This PR addresses a critical issue affecting Gemma-3 models (4B-IT, 12B-IT, 27B-IT) that caused them to produce gibberish or repetitive text after approximately 800-1000 tokens during continuous long-form generation.
The fix introduces correct sliding window KV cache management for models using hybrid attention architectures.

Key Fixes

1. Sliding Window KV Cache Limiting (litgpt/model.py - build_kv_cache)

  • Use sliding_window_size (1024 tokens) for sliding-window layers instead of full sequence length.
  • Allocate correct cache size during initialization.
  • Global attention layers continue to use the full-sequence cache.

2. Circular Buffer Implementation (litgpt/model.py - KVCache class)

  • Implement modulo-based position indexing for sequences beyond the window size.
  • Ensure the KV cache never exceeds 1024 tokens for sliding-window layers.

3. Attention Mask Dimension Fix (litgpt/model.py - CausalSelfAttention.forward)
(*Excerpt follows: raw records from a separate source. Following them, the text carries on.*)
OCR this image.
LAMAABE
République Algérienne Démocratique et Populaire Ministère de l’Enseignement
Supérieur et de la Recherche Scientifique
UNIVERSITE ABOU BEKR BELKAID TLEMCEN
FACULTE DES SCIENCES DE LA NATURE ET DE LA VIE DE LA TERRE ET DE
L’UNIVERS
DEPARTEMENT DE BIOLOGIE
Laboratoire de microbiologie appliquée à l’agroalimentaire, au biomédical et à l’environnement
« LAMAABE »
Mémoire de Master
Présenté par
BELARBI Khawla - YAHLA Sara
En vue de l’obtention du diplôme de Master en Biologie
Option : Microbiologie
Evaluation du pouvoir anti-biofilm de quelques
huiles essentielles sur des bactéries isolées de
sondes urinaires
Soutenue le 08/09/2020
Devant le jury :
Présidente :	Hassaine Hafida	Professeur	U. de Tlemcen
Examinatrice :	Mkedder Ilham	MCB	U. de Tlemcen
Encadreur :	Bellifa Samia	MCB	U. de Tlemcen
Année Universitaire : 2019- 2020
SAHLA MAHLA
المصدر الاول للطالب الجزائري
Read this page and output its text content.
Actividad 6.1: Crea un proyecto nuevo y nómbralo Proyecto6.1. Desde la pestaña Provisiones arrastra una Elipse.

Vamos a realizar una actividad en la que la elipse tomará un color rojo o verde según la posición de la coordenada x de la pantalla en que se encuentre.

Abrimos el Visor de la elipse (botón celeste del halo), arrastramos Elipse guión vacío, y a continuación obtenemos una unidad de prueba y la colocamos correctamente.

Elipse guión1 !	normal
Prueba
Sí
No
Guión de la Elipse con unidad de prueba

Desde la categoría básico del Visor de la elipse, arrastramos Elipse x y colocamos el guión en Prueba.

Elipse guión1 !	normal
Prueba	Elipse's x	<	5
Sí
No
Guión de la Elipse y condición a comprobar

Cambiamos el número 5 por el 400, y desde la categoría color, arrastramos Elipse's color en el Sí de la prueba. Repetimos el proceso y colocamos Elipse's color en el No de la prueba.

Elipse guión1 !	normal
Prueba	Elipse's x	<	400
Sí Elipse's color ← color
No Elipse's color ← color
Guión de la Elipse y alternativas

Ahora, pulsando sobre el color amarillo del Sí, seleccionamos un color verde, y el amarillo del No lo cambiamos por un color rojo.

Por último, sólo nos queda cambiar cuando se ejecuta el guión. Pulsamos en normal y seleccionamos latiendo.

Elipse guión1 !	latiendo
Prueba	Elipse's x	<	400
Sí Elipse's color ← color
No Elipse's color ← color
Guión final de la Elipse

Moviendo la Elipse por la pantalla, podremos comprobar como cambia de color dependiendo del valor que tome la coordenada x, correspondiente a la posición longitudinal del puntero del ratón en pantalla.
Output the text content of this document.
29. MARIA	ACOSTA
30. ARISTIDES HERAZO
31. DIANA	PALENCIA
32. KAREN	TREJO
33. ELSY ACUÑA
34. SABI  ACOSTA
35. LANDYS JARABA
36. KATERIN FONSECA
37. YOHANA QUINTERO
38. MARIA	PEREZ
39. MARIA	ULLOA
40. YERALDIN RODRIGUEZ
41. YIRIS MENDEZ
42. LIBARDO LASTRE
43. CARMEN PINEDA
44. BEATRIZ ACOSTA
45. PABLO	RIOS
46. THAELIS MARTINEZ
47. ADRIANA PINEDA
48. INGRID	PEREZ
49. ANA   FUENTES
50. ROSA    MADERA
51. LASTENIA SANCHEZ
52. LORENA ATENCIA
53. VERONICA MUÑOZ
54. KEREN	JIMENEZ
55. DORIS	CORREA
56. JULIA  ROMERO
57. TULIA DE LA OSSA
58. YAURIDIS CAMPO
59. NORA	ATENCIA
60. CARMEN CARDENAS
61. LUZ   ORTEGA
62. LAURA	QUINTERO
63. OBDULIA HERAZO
  • Adjust attention mask dimensions to align with actual KV cache sizes.
  • Prevents dimension mismatch errors when cache is smaller than the expected sequence length.

Why This Matters

The Hidden Bug

This issue was difficult to detect in production:

  • Interactive chat sessions (100–300 tokens) always reset the KV cache between turns, so no visible problem.
  • Continuous generation (>1024 tokens) triggered the bug, leading to repetitive text.

Testing Summary:

  • Gemma-3-4B-IT: All three long-form test prompts passed.
  • Llama-3.2-3B: All three long-form test prompts passed.
  • Before fix: severe repetition (150-200 token loops).
  • After fix: coherent outputs with limited repetition (7-9 tokens).

Configuration:

  • API: chat_generate() (low-level)
  • max_new_tokens=1500

Known Limitations

  • LLM.generate() (high-level API) still requires integration work.
  • Low-level chat_generate() API is fully functional.
  • Temporary workaround: use chat_generate() directly (example in full PR description).

Notes

  • Single file modified: litgpt/model.py (~40 lines)
  • No breaking changes: Fully backward compatible
  • Validated: Affected models tested

runlitgpt_v1.py - this file uses the high-level API implementation. There are atill some bugs in the litgpt/api.py, which will be addresses in another PR.
runlitgpt.py - this code uses the low-level API implementation and it works for both the models now.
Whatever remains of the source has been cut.